Principal ASIC Engineer - SystemVerilog, VHDL
Thalion Webshrine - http://thalion.atari.org
STf,STfm,STe,MegaST,MegaSTe,Falcon060
A500+,A600,A4000/060,CD32,CDTV
terriblefire
Moderator Team
Moderator Team
Posts: 5368
Joined: Mon Aug 28, 2017 10:56 pm
Location: Glasgow, UK

Re: TF2040 Design Complete

Post by terriblefire »

alexh wrote: Wed Jul 06, 2022 2:46 pm
terriblefire wrote: Wed Jul 06, 2022 2:24 pm The price of 040s is making them attractive now. Although i'm sure that will soon change.
MC68040FE33C parts look like they are available dirt cheap as little as ~£18 each. They are QFP parts though so it would mean a different layout just for these parts.
Maybe @go0se can design a 040 socket that can take the QPF and adapt it
———
"It is not necessarily a supply voltage at no load, but the amount of current it can provide when touched that
indicates how much hurting you shall receive."
User avatar
mrbombermillzy
Posts: 1441
Joined: Sun Jun 03, 2018 7:37 pm

Re: TF2040 Design Complete

Post by mrbombermillzy »

terriblefire wrote: Wed Jul 06, 2022 2:46 pm Yes but the pinout is completely different between the A500 edge slot and the A2000 cpu slot. They have mostly the same signals but different arrangement. Apparently this wasnt an issue before now as no A2000 cpu card was small enough to fit.

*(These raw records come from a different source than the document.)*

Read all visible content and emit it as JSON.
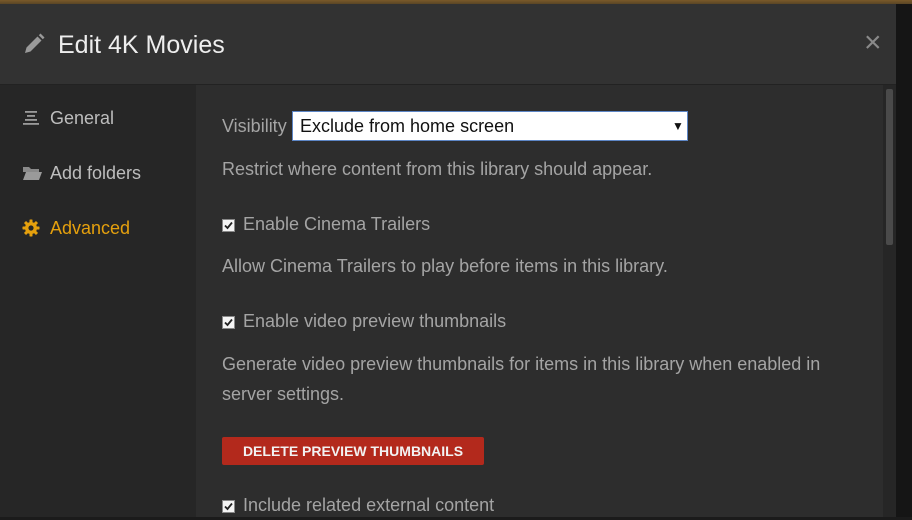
{
  "dialog": {
    "title": "Edit 4K Movies",
    "close_label": "×"
  },
  "sidebar": {
    "items": [
      {
        "label": "General",
        "icon": "list-icon"
      },
      {
        "label": "Add folders",
        "icon": "folder-icon"
      },
      {
        "label": "Advanced",
        "icon": "gear-icon",
        "active": true
      }
    ]
  },
  "advanced": {
    "visibility_label": "Visibility",
    "visibility_value": "Exclude from home screen",
    "visibility_help": "Restrict where content from this library should appear.",
    "cinema_trailers_label": "Enable Cinema Trailers",
    "cinema_trailers_checked": true,
    "cinema_trailers_help": "Allow Cinema Trailers to play before items in this library.",
    "preview_thumbnails_label": "Enable video preview thumbnails",
    "preview_thumbnails_checked": true,
    "preview_thumbnails_help_line1": "Generate video preview thumbnails for items in this library when enabled in",
    "preview_thumbnails_help_line2": "server settings.",
    "delete_button": "DELETE PREVIEW THUMBNAILS",
    "related_content_label": "Include related external content",
    "related_content_checked": true
  },
  "colors": {
    "accent": "#e5a00d",
    "danger": "#b3291c",
    "background": "#2d2d2d"
  }
}
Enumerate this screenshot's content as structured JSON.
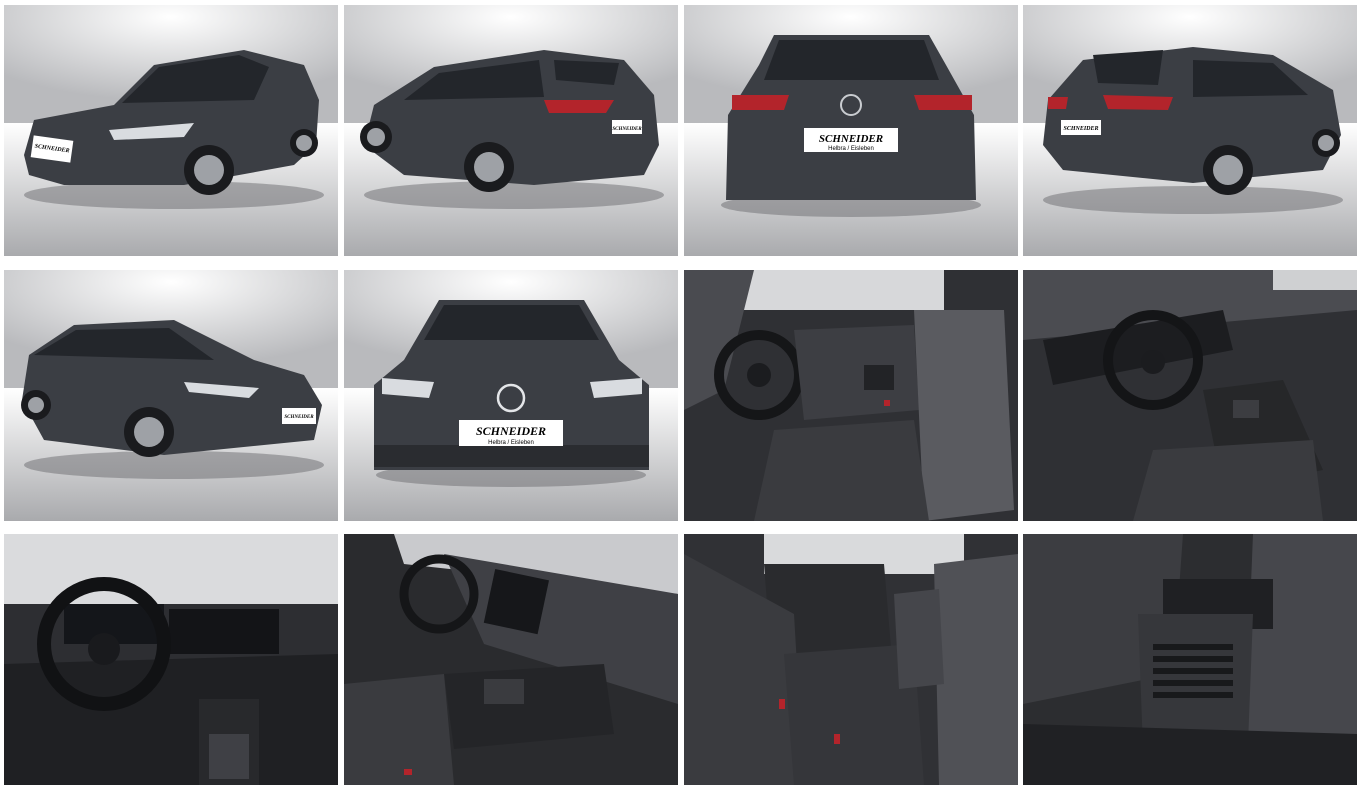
{
  "gallery": {
    "photos": [
      {
        "subject": "exterior-front-left-three-quarter",
        "plate": "SCHNEIDER",
        "plate_sub": "Helbra / Eisleben"
      },
      {
        "subject": "exterior-rear-left-three-quarter",
        "plate": "SCHNEIDER",
        "plate_sub": "Helbra / Eisleben"
      },
      {
        "subject": "exterior-rear",
        "plate": "SCHNEIDER",
        "plate_sub": "Helbra / Eisleben"
      },
      {
        "subject": "exterior-rear-right-three-quarter",
        "plate": "SCHNEIDER",
        "plate_sub": "Helbra / Eisleben"
      },
      {
        "subject": "exterior-front-right-three-quarter",
        "plate": "SCHNEIDER",
        "plate_sub": "Helbra / Eisleben"
      },
      {
        "subject": "exterior-front",
        "plate": "SCHNEIDER",
        "plate_sub": "Helbra / Eisleben"
      },
      {
        "subject": "interior-driver-seat",
        "plate": "",
        "plate_sub": ""
      },
      {
        "subject": "interior-cockpit-from-door",
        "plate": "",
        "plate_sub": ""
      },
      {
        "subject": "interior-dashboard",
        "plate": "",
        "plate_sub": ""
      },
      {
        "subject": "interior-center-console",
        "plate": "",
        "plate_sub": ""
      },
      {
        "subject": "interior-rear-seats",
        "plate": "",
        "plate_sub": ""
      },
      {
        "subject": "interior-rear-air-vents",
        "plate": "",
        "plate_sub": ""
      }
    ],
    "colors": {
      "studio_top": "#cfd0d2",
      "studio_floor": "#f4f4f4",
      "car_body": "#3b3e44",
      "glass": "#23262b",
      "tail_light": "#b3242b",
      "interior": "#2a2b2e",
      "seat_fabric": "#3a3b3f"
    }
  }
}
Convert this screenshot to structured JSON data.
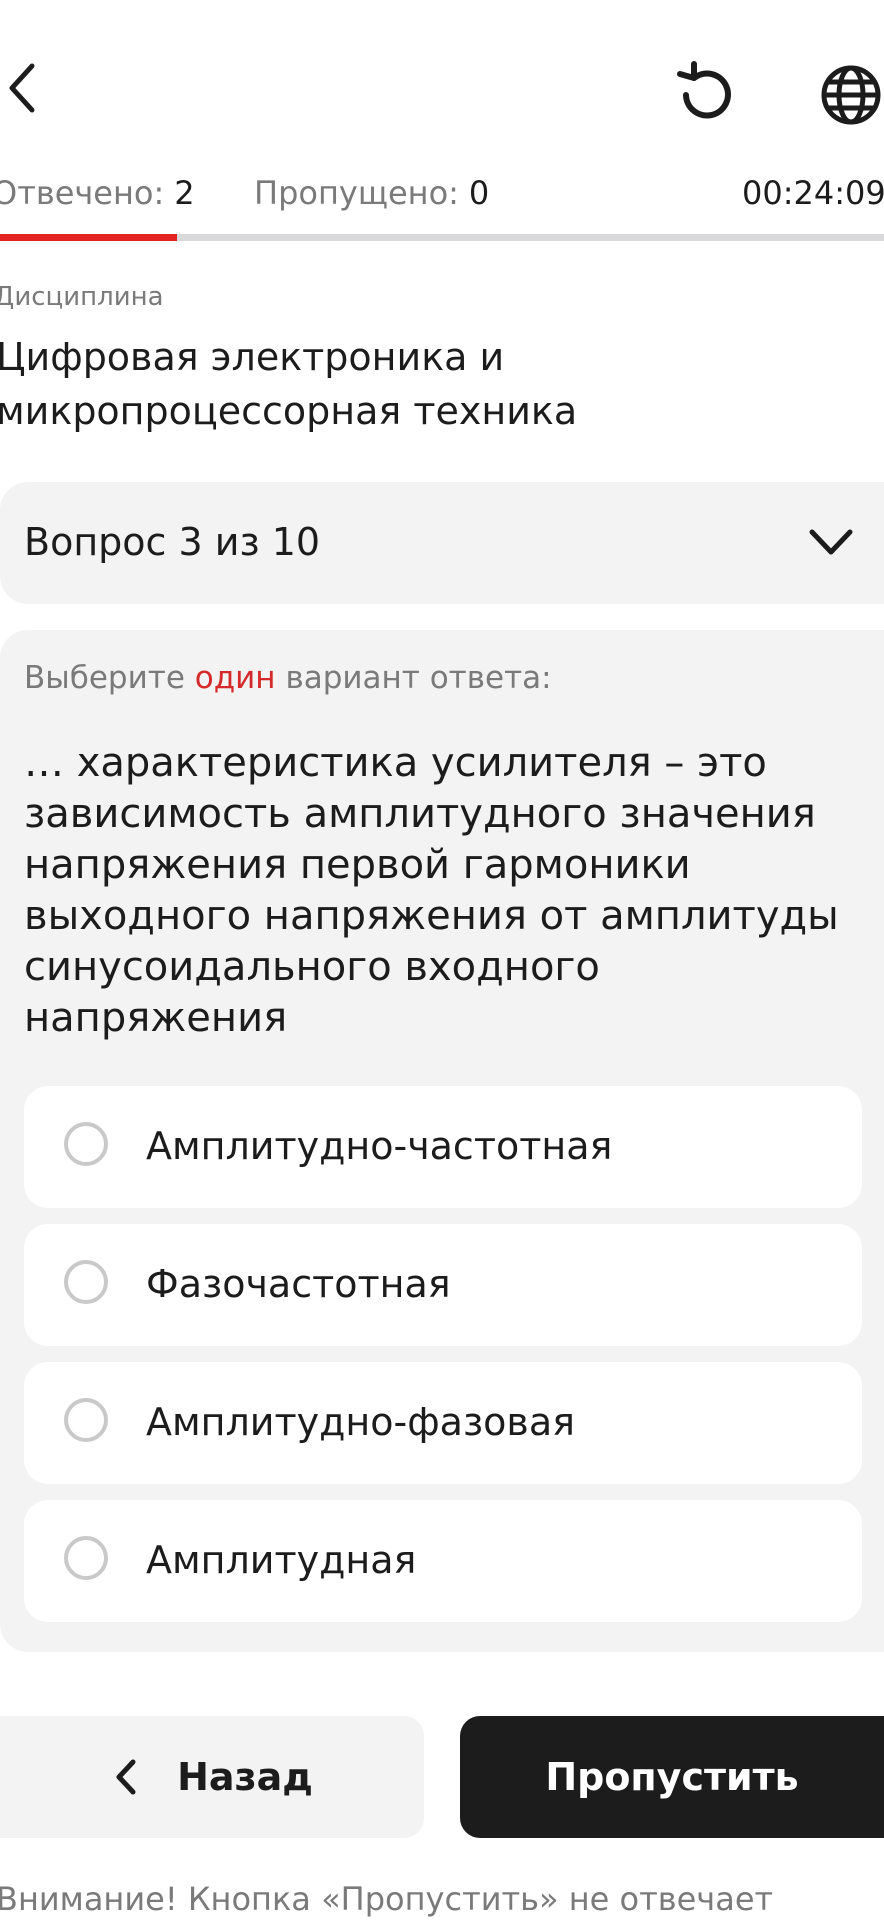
{
  "header": {
    "icons": {
      "back": "chevron-left-icon",
      "reset": "reset-icon",
      "language": "globe-icon"
    }
  },
  "stats": {
    "answered_label": "Отвечено:",
    "answered_value": "2",
    "skipped_label": "Пропущено:",
    "skipped_value": "0",
    "timer": "00:24:09"
  },
  "progress": {
    "fraction": 0.2,
    "fill_color": "#e32222",
    "track_color": "#d9d9dc"
  },
  "discipline": {
    "label": "Дисциплина",
    "title": "Цифровая электроника и микропроцессорная техника"
  },
  "question_header": {
    "label": "Вопрос 3 из 10"
  },
  "question": {
    "instruction_prefix": "Выберите",
    "instruction_accent": "один",
    "instruction_suffix": "вариант ответа:",
    "text": "… характеристика усилителя – это зависимость амплитудного значения напряжения первой гармоники выходного напряжения от амплитуды синусоидального входного напряжения",
    "options": [
      {
        "label": "Амплитудно-частотная"
      },
      {
        "label": "Фазочастотная"
      },
      {
        "label": "Амплитудно-фазовая"
      },
      {
        "label": "Амплитудная"
      }
    ]
  },
  "buttons": {
    "back_label": "Назад",
    "skip_label": "Пропустить"
  },
  "notice": "Внимание! Кнопка «Пропустить» не отвечает",
  "colors": {
    "accent": "#d42a2a",
    "dark": "#1c1c1c",
    "muted": "#7a7a7a",
    "card_bg": "#f3f3f3"
  }
}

Basically dont try this or you'll end up killing things.
Fair enough. I will take this as a big NO then! Thanks. :D
terriblefire
Moderator Team
Moderator Team
Posts: 5368
Joined: Mon Aug 28, 2017 10:56 pm
Location: Glasgow, UK

Re: TF2040 Design Complete

Post by terriblefire »

mrbombermillzy wrote: Wed Jul 06, 2022 2:50 pm Fair enough. I will take this as a big NO then! Thanks. :D
Erm it might work looking at it again... a passive adaptor might be fine. But i really hate commenting on alternate uses for something i've not even got working in its standard use case.
———
"It is not necessarily a supply voltage at no load, but the amount of current it can provide when touched that
indicates how much hurting you shall receive."
User avatar
alexh
Posts: 698
Joined: Tue Oct 17, 2017 4:51 pm
Location: Oxfordshire

Re: TF2040 Design Complete

Post by alexh »

terriblefire wrote: Wed Jul 06, 2022 2:49 pm
alexh wrote: Wed Jul 06, 2022 2:46 pm
MC68040FE33C parts look like they are available dirt cheap as little as ~£18 each. They are QFP parts though so it would mean a different layout just for these parts.
Maybe @go0se can design a 040 socket that can take the QPF and adapt it
Nice

FYI that was a typo, should have been MC68040FE33V. I can see why they are cheaper. The "V" means are 3.3V rather than "A" which is 5V. Must make them less desirable for classic computer users who presumably all need 5V versions.
Principal ASIC Engineer - SystemVerilog, VHDL
Thalion Webshrine - http://thalion.atari.org
STf,STfm,STe,MegaST,MegaSTe,Falcon060
A500+,A600,A4000/060,CD32,CDTV
User avatar
mrbombermillzy
Posts: 1441
Joined: Sun Jun 03, 2018 7:37 pm

Re: TF2040 Design Complete

Post by mrbombermillzy »

@terriblefire
I completely understand your POV.
No worries.

Maybe if someone has built one by the time the computer show is on, brings it along and is brave enough to try it out on my machine, we will get the definitive answer? :lol: :twisted:
User avatar
mrbombermillzy
Posts: 1441
Joined: Sun Jun 03, 2018 7:37 pm

Re: TF2040 Design Complete

Post by mrbombermillzy »

alexh wrote: Wed Jul 06, 2022 3:03 pm FYI that was a typo, should have been MC68040FE33V. I can see why they are cheaper. The "V" means are 3.3V rather than "A" which is 5V. Must make them less desirable for classic computer users who presumably all need 5V versions.
Wouldn't a lower voltage translate to lower heat/more overclock potential though'?
User avatar
Daedalus
Posts: 15
Joined: Wed Mar 27, 2019 10:59 pm
Location: Glasgow, Scotland
Contact:

Re: TF2040 Design Complete

Post by Daedalus »

You rang? :)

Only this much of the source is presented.